Flag-waving, red-shirted protesters converged on the same shopping district they occupied during the April to May unrest that killed 91 people and wounded at least 1,800 in the worst political violence in modern Thai history.
"People died here," the protesters chanted. Many called for those responsible for the killings to be punished.
But the lack of clear leadership among the "red shirts" makes a prolonged protest this time unlikely, especially with memories still fresh of a May 19 crackdown that ended in a night of rioting in which more than 30 buildings were set ablaze.
"There have been and will be short and sporadic protests like this for some time," said Karn Yuenyong, director of independent think-tank Siam Intelligence Unit.
"They aim to energize the people and remind the government that the resentment is still there but it's not about forcing an end game yet."
The gathering at the Ratchaprasong area caused disruption to traffic and several luxury malls protectively closed their front entrances but remained open for business.
The rally served as a reminder of fissures in Thai society that remain dangerously unresolved despite government promises of reconciliation.
The continued protest movement bodes ill for chances of an imminent end to a five-year political crisis that broadly pits urban and rural working class red shirts against the establishment elite, royalists, and the military, who back British-born, Oxford-educated Prime Minister Abhisit Vejjajiva.
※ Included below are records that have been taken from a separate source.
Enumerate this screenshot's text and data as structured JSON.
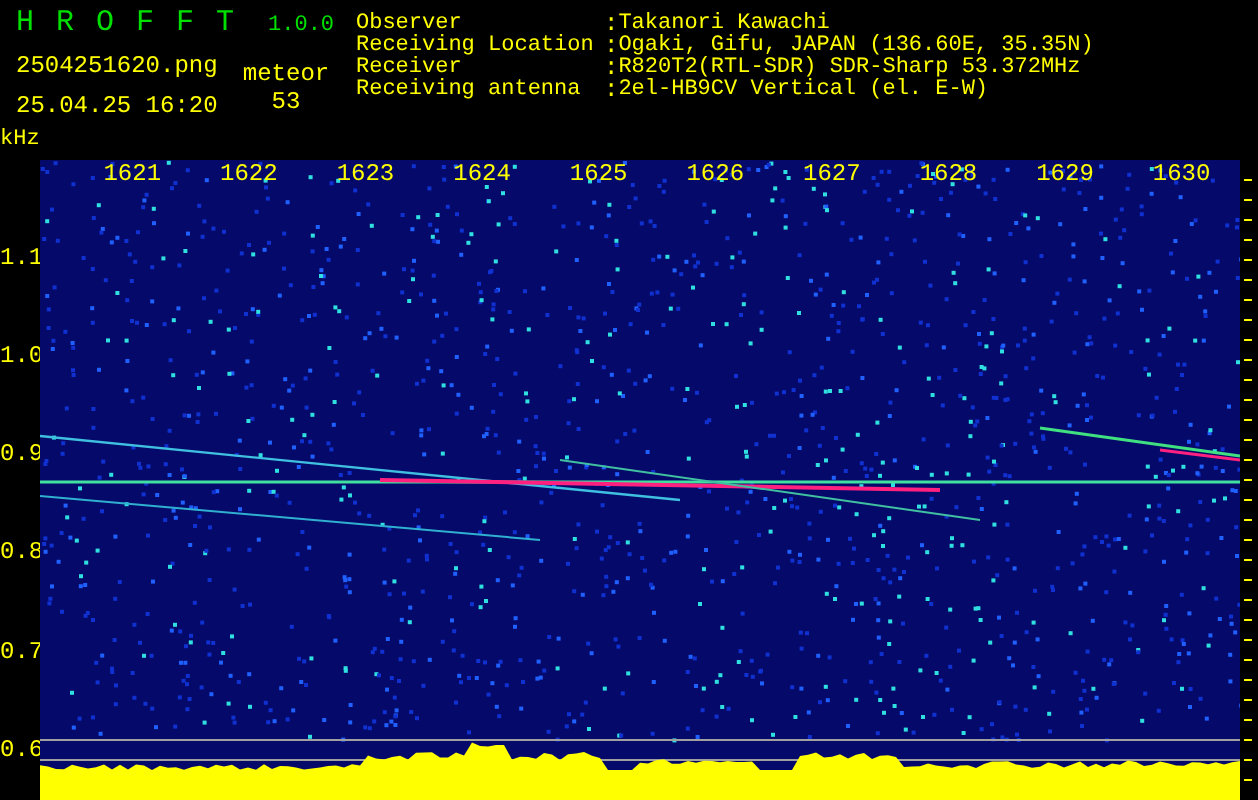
{
  "app": {
    "name": "H R O F F T",
    "version": "1.0.0"
  },
  "file_name": "2504251620.png",
  "timestamp": "25.04.25 16:20",
  "meteor": {
    "label": "meteor",
    "count": "53"
  },
  "station": [
    {
      "label": "Observer",
      "separator": ":",
      "value": "Takanori Kawachi"
    },
    {
      "label": "Receiving Location",
      "separator": ":",
      "value": "Ogaki, Gifu, JAPAN (136.60E, 35.35N)"
    },
    {
      "label": "Receiver",
      "separator": ":",
      "value": "R820T2(RTL-SDR) SDR-Sharp 53.372MHz"
    },
    {
      "label": "Receiving antenna",
      "separator": ":",
      "value": "2el-HB9CV Vertical (el. E-W)"
    }
  ],
  "y_axis": {
    "unit": "kHz",
    "labels": [
      "1.1",
      "1.0",
      "0.9",
      "0.8",
      "0.7",
      "0.6"
    ]
  },
  "x_axis": {
    "labels": [
      "1621",
      "1622",
      "1623",
      "1624",
      "1625",
      "1626",
      "1627",
      "1628",
      "1629",
      "1630"
    ]
  }
}
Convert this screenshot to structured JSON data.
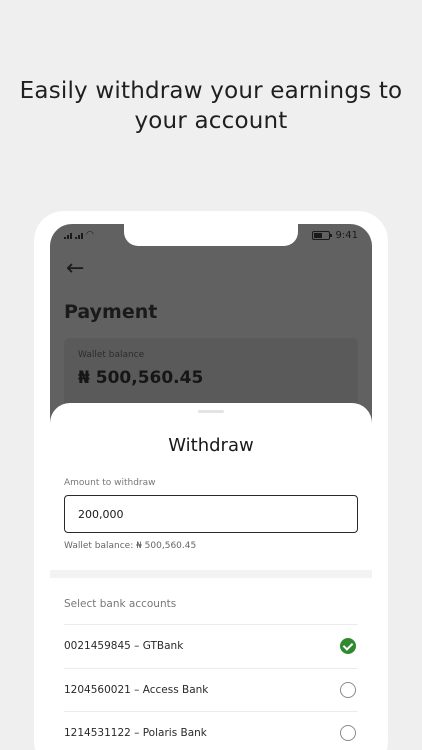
{
  "headline": "Easily withdraw your earnings to your account",
  "status_bar": {
    "time": "9:41"
  },
  "page": {
    "back_icon": "back-arrow-icon",
    "title": "Payment",
    "wallet": {
      "label": "Wallet balance",
      "amount": "₦ 500,560.45"
    }
  },
  "sheet": {
    "title": "Withdraw",
    "amount_label": "Amount to withdraw",
    "amount_value": "200,000",
    "balance_note": "Wallet balance: ₦ 500,560.45",
    "bank_label": "Select bank accounts",
    "banks": [
      {
        "label": "0021459845 – GTBank",
        "selected": true
      },
      {
        "label": "1204560021 – Access Bank",
        "selected": false
      },
      {
        "label": "1214531122 – Polaris Bank",
        "selected": false
      }
    ]
  },
  "colors": {
    "accent": "#2f8a2f",
    "overlay": "#616161",
    "background": "#efefef"
  }
}
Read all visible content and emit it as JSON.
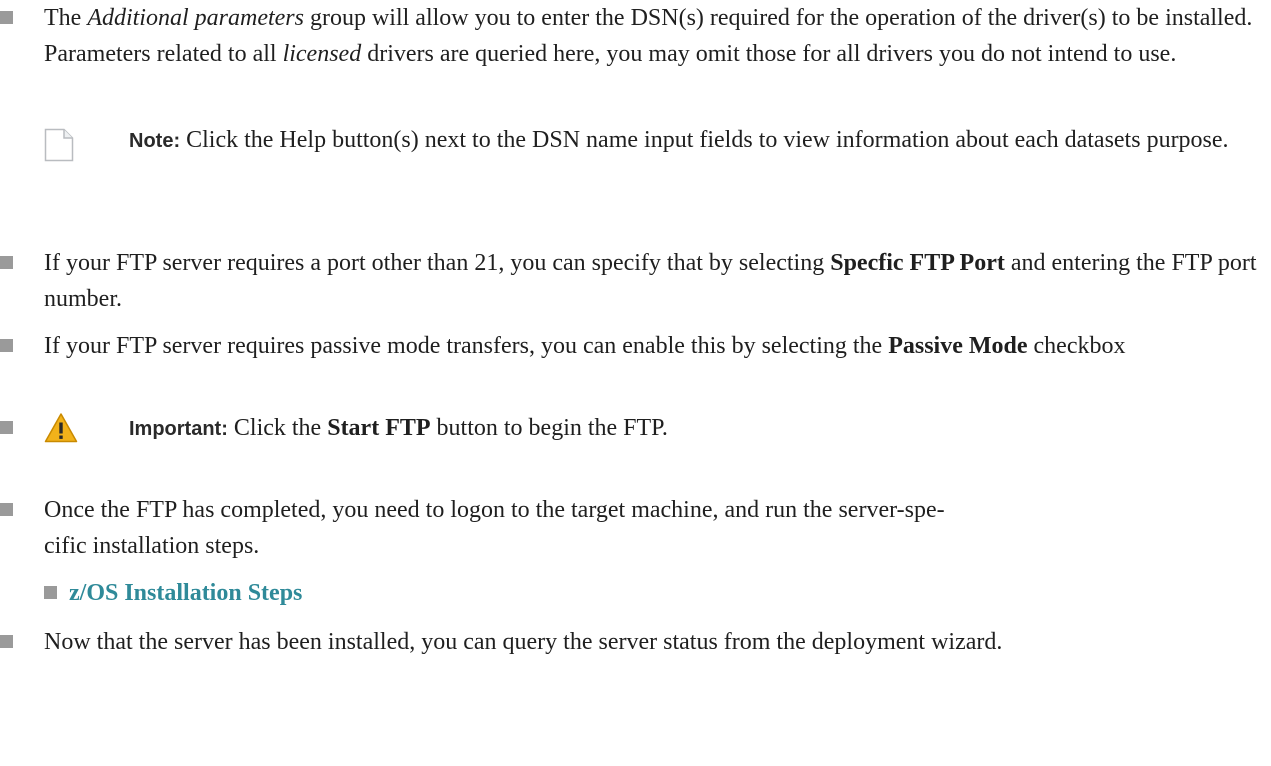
{
  "bullet1": {
    "t1": "The ",
    "t2": "Additional parameters",
    "t3": " group will allow you to enter the DSN(s) required for the operation of the driver(s) to be installed. Parameters related to all ",
    "t4": "licensed",
    "t5": " drivers are queried here, you may omit those for all drivers you do not intend to use."
  },
  "note": {
    "icon": "document-icon",
    "label": "Note:",
    "text": "Click the Help button(s) next to the DSN name input fields to view information about each datasets purpose."
  },
  "bullet2": {
    "t1": "If your FTP server requires a port other than 21, you can specify that by selecting ",
    "b1": "Specfic FTP Port",
    "t2": " and entering the FTP port number."
  },
  "bullet3": {
    "t1": "If your FTP server requires passive mode transfers, you can enable this by selecting the ",
    "b1": "Passive Mode",
    "t2": " checkbox"
  },
  "important": {
    "icon": "warning-icon",
    "label": "Important:",
    "t1": "Click the ",
    "b1": "Start FTP",
    "t2": " button to begin the FTP.",
    "icon_color": "#f2b21a"
  },
  "bullet4": {
    "t1": "Once the FTP has completed, you need to logon to the target machine, and run the server-spe-",
    "t2": "cific installation steps."
  },
  "sublink": {
    "label": "z/OS Installation Steps",
    "color": "#2f8a99"
  },
  "bullet5": {
    "t1": "Now that the server has been installed, you can query the server status from the deployment wizard."
  }
}
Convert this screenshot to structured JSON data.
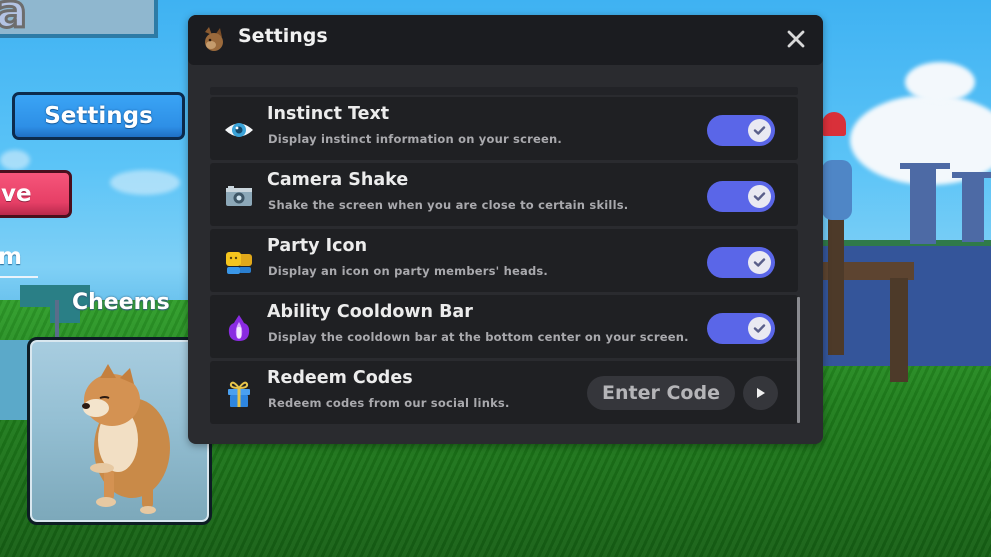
{
  "hud": {
    "settings_button": "Settings",
    "red_button_partial": "ve",
    "m_label_partial": "m",
    "pet_name": "Cheems"
  },
  "modal": {
    "title": "Settings",
    "header_icon": "cat-head-icon",
    "close_icon": "close-icon",
    "settings": [
      {
        "id": "instinct-text",
        "icon": "eye-icon",
        "title": "Instinct Text",
        "description": "Display instinct information on your screen.",
        "type": "toggle",
        "enabled": true
      },
      {
        "id": "camera-shake",
        "icon": "camera-icon",
        "title": "Camera Shake",
        "description": "Shake the screen when you are close to certain skills.",
        "type": "toggle",
        "enabled": true
      },
      {
        "id": "party-icon",
        "icon": "party-members-icon",
        "title": "Party Icon",
        "description": "Display an icon on party members' heads.",
        "type": "toggle",
        "enabled": true
      },
      {
        "id": "ability-cooldown-bar",
        "icon": "purple-flame-icon",
        "title": "Ability Cooldown Bar",
        "description": "Display the cooldown bar at the bottom center on your screen.",
        "type": "toggle",
        "enabled": true
      },
      {
        "id": "redeem-codes",
        "icon": "gift-icon",
        "title": "Redeem Codes",
        "description": "Redeem codes from our social links.",
        "type": "input",
        "input_value": "",
        "input_placeholder": "Enter Code",
        "submit_icon": "play-arrow-icon"
      }
    ]
  },
  "colors": {
    "modal_bg": "#2a2b2f",
    "header_bg": "#1b1c20",
    "row_bg": "#1f2023",
    "toggle_on": "#5a66e8",
    "hud_blue": "#2e8fe6",
    "hud_red": "#e63f66"
  }
}
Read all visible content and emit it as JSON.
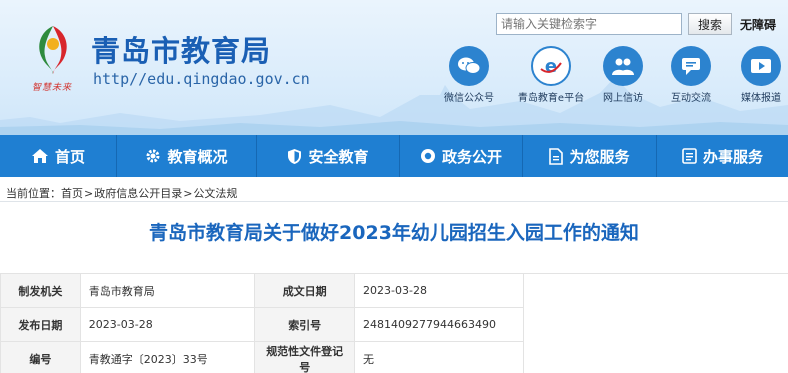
{
  "header": {
    "site_title": "青岛市教育局",
    "site_url": "http//edu.qingdao.gov.cn",
    "slogan": "智慧未来",
    "logo_icon": "qingdao-education-logo-icon"
  },
  "search": {
    "placeholder": "请输入关键检索字",
    "button_label": "搜索"
  },
  "accessibility_label": "无障碍",
  "quick_links": [
    {
      "label": "微信公众号",
      "icon": "wechat-icon"
    },
    {
      "label": "青岛教育e平台",
      "icon": "e-platform-icon"
    },
    {
      "label": "网上信访",
      "icon": "people-icon"
    },
    {
      "label": "互动交流",
      "icon": "chat-icon"
    },
    {
      "label": "媒体报道",
      "icon": "video-icon"
    }
  ],
  "nav": [
    {
      "label": "首页",
      "icon": "home-icon"
    },
    {
      "label": "教育概况",
      "icon": "gear-icon"
    },
    {
      "label": "安全教育",
      "icon": "shield-icon"
    },
    {
      "label": "政务公开",
      "icon": "record-icon"
    },
    {
      "label": "为您服务",
      "icon": "doc-icon"
    },
    {
      "label": "办事服务",
      "icon": "list-icon"
    }
  ],
  "breadcrumb": {
    "prefix": "当前位置：",
    "items": [
      "首页",
      "政府信息公开目录",
      "公文法规"
    ],
    "separator": ">"
  },
  "article": {
    "title": "青岛市教育局关于做好2023年幼儿园招生入园工作的通知"
  },
  "meta_table": [
    {
      "k1": "制发机关",
      "v1": "青岛市教育局",
      "k2": "成文日期",
      "v2": "2023-03-28"
    },
    {
      "k1": "发布日期",
      "v1": "2023-03-28",
      "k2": "索引号",
      "v2": "2481409277944663490"
    },
    {
      "k1": "编号",
      "v1": "青教通字〔2023〕33号",
      "k2": "规范性文件登记号",
      "v2": "无"
    }
  ],
  "colors": {
    "nav_bg": "#1f7fd2",
    "title_blue": "#1a66bd",
    "brand_blue": "#1a5fb4"
  }
}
"We'll keep coming back until someone takes responsibility for what's happened," said food stall owner Sawanee Pinnguen, 38.
"The elite have to take responsibility for much more. They have committed crimes to hold on to power. Have they no shame, killing fellow Thais?"
The red shirts are fast regrouping in Bangkok despite nearly eight months of emergency rule under which gatherings of more than five people are banned. Though technically illegal, Friday's protest was approved to go ahead as long as it was peaceful.
The emergency decree has helped to restore order to Thailand. Its economy is bouncing back, projected to grow as much as 8 percent this year.
Thai stock prices, which fell nearly 5 percent in a $1.5 billion wave of foreign selling during the unrest, are now the second-strongest in Southeast Asia.
Analysts see the protests as a low political risk, for now.
The demonstrators, many of whom support the twice-elected former premier Thaksin Shinawatra, say democracy and the judiciary have been undermined by their powerful opponents and have demanded immediate elections, which Abhisit said could come next year before his term expires, if the country is peaceful.
Several hundred protesters dressed in black and carrying red roses gathered outside a Bangkok prison earlier Friday to call for the release of detained protesters and their leaders. Prison authorities estimate at least 150 are still being held.
Outside the Central World, Southeast Asia's second-biggest mall partially restored after it was set ablaze on May 19, protesters waved flags atop trucks carrying megaphones.
"We are back to remember those who were brutally murdered," bellowed a protest leader, Somyos Phrueksakasemsuk.